Calculating and Visualizing Publication and Citation Metrics with ADS Bumblebee

Author: Guest Published: October 21, 2015 9 comments

Categories: astro community, papers

Tags: ADS, Bumblebee, community, papers

This is a guest post by Edwin Henneken, IT Specialist at the Astrophysics Data System based at the Harvard-Smithsonian Center for Astrophysics.

For many scientists, it’s all about the numbers and when it comes to evaluating each other, it’s no different. Project managers and administrators also want to be able to evaluate the impact of programs or instruments. As a result, publication and citation “metrics” are an important part of any researcher’s dossier. Like it or not, individuals and committees of all kinds use metrics to evaluate impact and performance of scientists. As a service to the astronomy community, the ADS is providing tools for calculating and visualizing these metrics within its brand new Bumblebee interface.

Bumblebee can calculate metrics on the results of any search but in this post, we will show how to calculate them for an individual author.

To get started, go to ADS Bumblebee and perform an author query:

On the search results page, click the Explore button and select Citation Metrics:

The top panel displayed is a graphical representation of the search results as a histogram of the number of products published per year.

Use this panel as a sanity check that your search is selecting the publications you are interested in, since all of the indices are calculated based on this set. On the left side of the panel, the total number of publications and the number of those which are refereed are listed. On the histogram, you can mouse over any data point to see the actual values. The first result set is for the default amount of publications (300). If you have more, you can specify that number in the box at the top of the overview (up to the maximum of 2,000). We expect to be able to increase this maximum at some point in the future.

There are panels that display information about Citations and Reads, but let’s focus on the Indices. The panel illustrates the values of various indices on any given year.

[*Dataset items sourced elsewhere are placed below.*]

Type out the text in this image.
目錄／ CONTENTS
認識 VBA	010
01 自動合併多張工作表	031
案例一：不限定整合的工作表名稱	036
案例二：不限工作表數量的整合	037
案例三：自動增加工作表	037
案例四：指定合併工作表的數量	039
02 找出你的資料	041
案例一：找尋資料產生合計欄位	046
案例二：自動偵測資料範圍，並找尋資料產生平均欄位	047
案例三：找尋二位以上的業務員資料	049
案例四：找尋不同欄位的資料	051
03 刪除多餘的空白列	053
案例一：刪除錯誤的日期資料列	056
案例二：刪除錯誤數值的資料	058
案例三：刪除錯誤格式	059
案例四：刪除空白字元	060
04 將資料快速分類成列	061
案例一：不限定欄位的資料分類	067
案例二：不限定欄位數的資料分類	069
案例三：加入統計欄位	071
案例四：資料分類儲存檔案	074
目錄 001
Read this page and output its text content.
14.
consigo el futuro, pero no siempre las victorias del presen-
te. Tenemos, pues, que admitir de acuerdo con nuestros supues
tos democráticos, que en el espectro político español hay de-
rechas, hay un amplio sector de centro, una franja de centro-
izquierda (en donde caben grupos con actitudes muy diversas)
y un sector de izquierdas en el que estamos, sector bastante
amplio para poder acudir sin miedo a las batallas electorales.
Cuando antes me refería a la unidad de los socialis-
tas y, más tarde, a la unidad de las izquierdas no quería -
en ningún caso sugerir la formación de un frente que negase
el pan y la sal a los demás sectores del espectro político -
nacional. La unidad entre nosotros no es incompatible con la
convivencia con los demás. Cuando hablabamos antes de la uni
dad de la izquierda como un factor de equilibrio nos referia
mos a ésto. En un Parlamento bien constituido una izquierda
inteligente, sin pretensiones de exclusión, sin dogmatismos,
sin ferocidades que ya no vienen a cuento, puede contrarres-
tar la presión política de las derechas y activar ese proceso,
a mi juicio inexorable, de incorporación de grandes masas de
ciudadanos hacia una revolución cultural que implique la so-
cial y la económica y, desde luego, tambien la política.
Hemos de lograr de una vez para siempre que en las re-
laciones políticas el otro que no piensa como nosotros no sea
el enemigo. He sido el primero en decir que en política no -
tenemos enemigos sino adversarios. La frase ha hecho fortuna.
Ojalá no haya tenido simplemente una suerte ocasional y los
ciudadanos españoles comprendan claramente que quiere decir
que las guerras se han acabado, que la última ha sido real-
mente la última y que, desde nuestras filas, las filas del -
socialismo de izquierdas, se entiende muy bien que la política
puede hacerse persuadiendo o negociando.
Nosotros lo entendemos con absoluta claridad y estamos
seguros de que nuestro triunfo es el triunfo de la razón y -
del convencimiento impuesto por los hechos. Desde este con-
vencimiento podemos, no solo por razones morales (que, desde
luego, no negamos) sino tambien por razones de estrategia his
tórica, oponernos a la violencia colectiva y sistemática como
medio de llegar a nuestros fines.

On the left, the present value of many popular indices are calculated. Mouse over the help icon next to each index to get a brief description of how it’s calculated.

In the near future, you will be able to save/print the pages showing the metrics overview. In addition, we will provide permanent links to the metrics results pages so that these results can be more easily shared.

Please don’t take the inclusion or exclusion of a particular index as an indication on our part of its usefulness. For example, one of the most popular and widely used metrics is the h-index. It is also a highly controversial index. Using one metric to describe productivity is like using one moment to characterize a probability distribution, so please take these numbers with a grain of salt. If you are interested in these topics or are on any search committees, we encourage you to explore some more esoteric indices such as the read10, tori, and riq, which have been invented by our own team members.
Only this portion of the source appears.